Zimbabwe: Outcry over delays in slashing electricity bills

Power-Line...16 January 2014, Harare – Most domestic consumers of electricity are still to benefit from the slashing of debts four months on after the Zimbabwe Electricity Transmission and Distribution Company (ZETDC) announced the relief to customers.

ZETDC, a subsidiary of Zesa, in September last year promised the public that by the beginning of November, pre-paid electricity users would get US$160 worth of units in their accounts while other users would have their electricity bills adjusted by the same amount.

But many consumers in Harare said Zesa was yet to adjust their bills.

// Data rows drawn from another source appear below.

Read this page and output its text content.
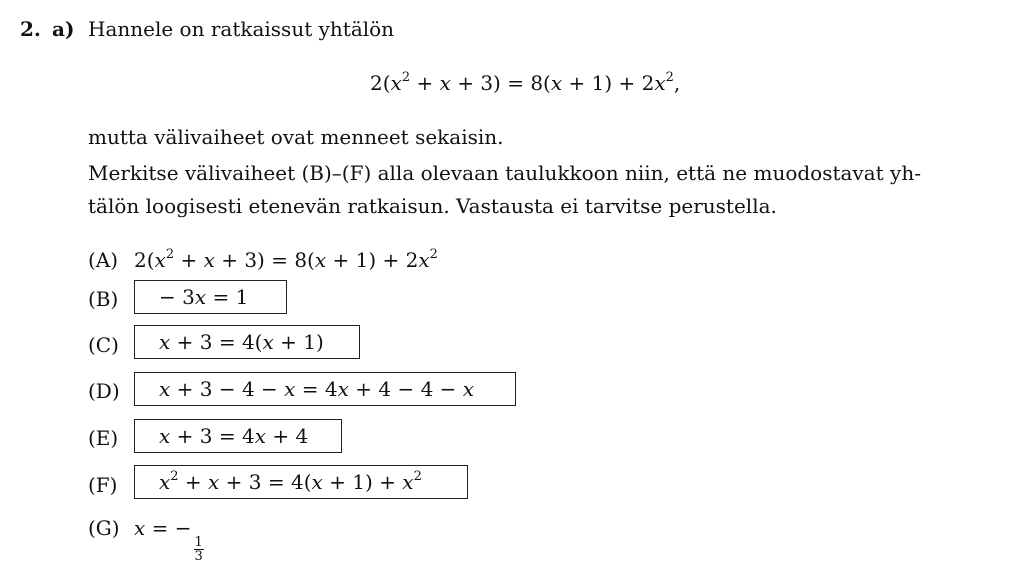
2. a) Hannele on ratkaissut yhtälön
$2(x^2 + x + 3) = 8(x + 1) + 2x^2$,
mutta välivaiheet ovat menneet sekaisin.
Merkitse välivaiheet (B)–(F) alla olevaan taulukkoon niin, että ne muodostavat yh-
tälön loogisesti etenevän ratkaisun. Vastausta ei tarvitse perustella.
(A) $2(x^2 + x + 3) = 8(x + 1) + 2x^2$
(B) − 3x = 1
(C) x + 3 = 4(x + 1)
(D) x + 3 − 4 − x = 4x + 4 − 4 − x
(E) x + 3 = 4x + 4
(F) $x^2 + x + 3 = 4(x + 1) + x^2$
(G) x = −
$\frac{1}{3}$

An Avondale resident who is using prepaid electricity said she had not received the credit.

“I am not happy with Zesa because up to now they have not credited my account. As consumers we are still waiting for them to act on their word or to at least assure us when the promise will be fulfilled,” she said.

Another resident from Eastlea who only identified himself as Tapiwa expressed fear that consumers in the area would not benefit from the Zesa gesture.

“We are now tired of waiting. Some of us now think that Zesa duped us,” he said.

However, Zesa spokesperson, Fullard Gwasira (pictured) urged domestic consumers whose bills have not yet been slashed to be patient as all customers would be credited as promised.

He said the relief was being effected in phases due to logistical considerations given the fact that Zesa has over 600 000 customers.

“We implore those of our valued customers who have not been credited to be patient as all customers will be credited as promised,” he said.

“Crediting is coinciding with our billing cycle meaning that a period when a specific customer is meant to get a bill is when crediting is done.”

However some residents acknowledged having their bills adjusted by US$160.

Warren Park resident Batsirai Muzambi said the slashing of the bills was most welcome as she had accumulated a huge debt.

“When I got my bill, it was US$160 less in the month of November. I was happy and it also came at a time when I did not have the money to pay up my debt,” she said.

The move to relieve households came after a government directive in the run-up to the July 31 elections for local authorities to scrap water and other utility bills owed by residents between 2009 and June 2013.

The move however, has crippled most local authorities especially major cities which are now struggling to pay their workers and provide services.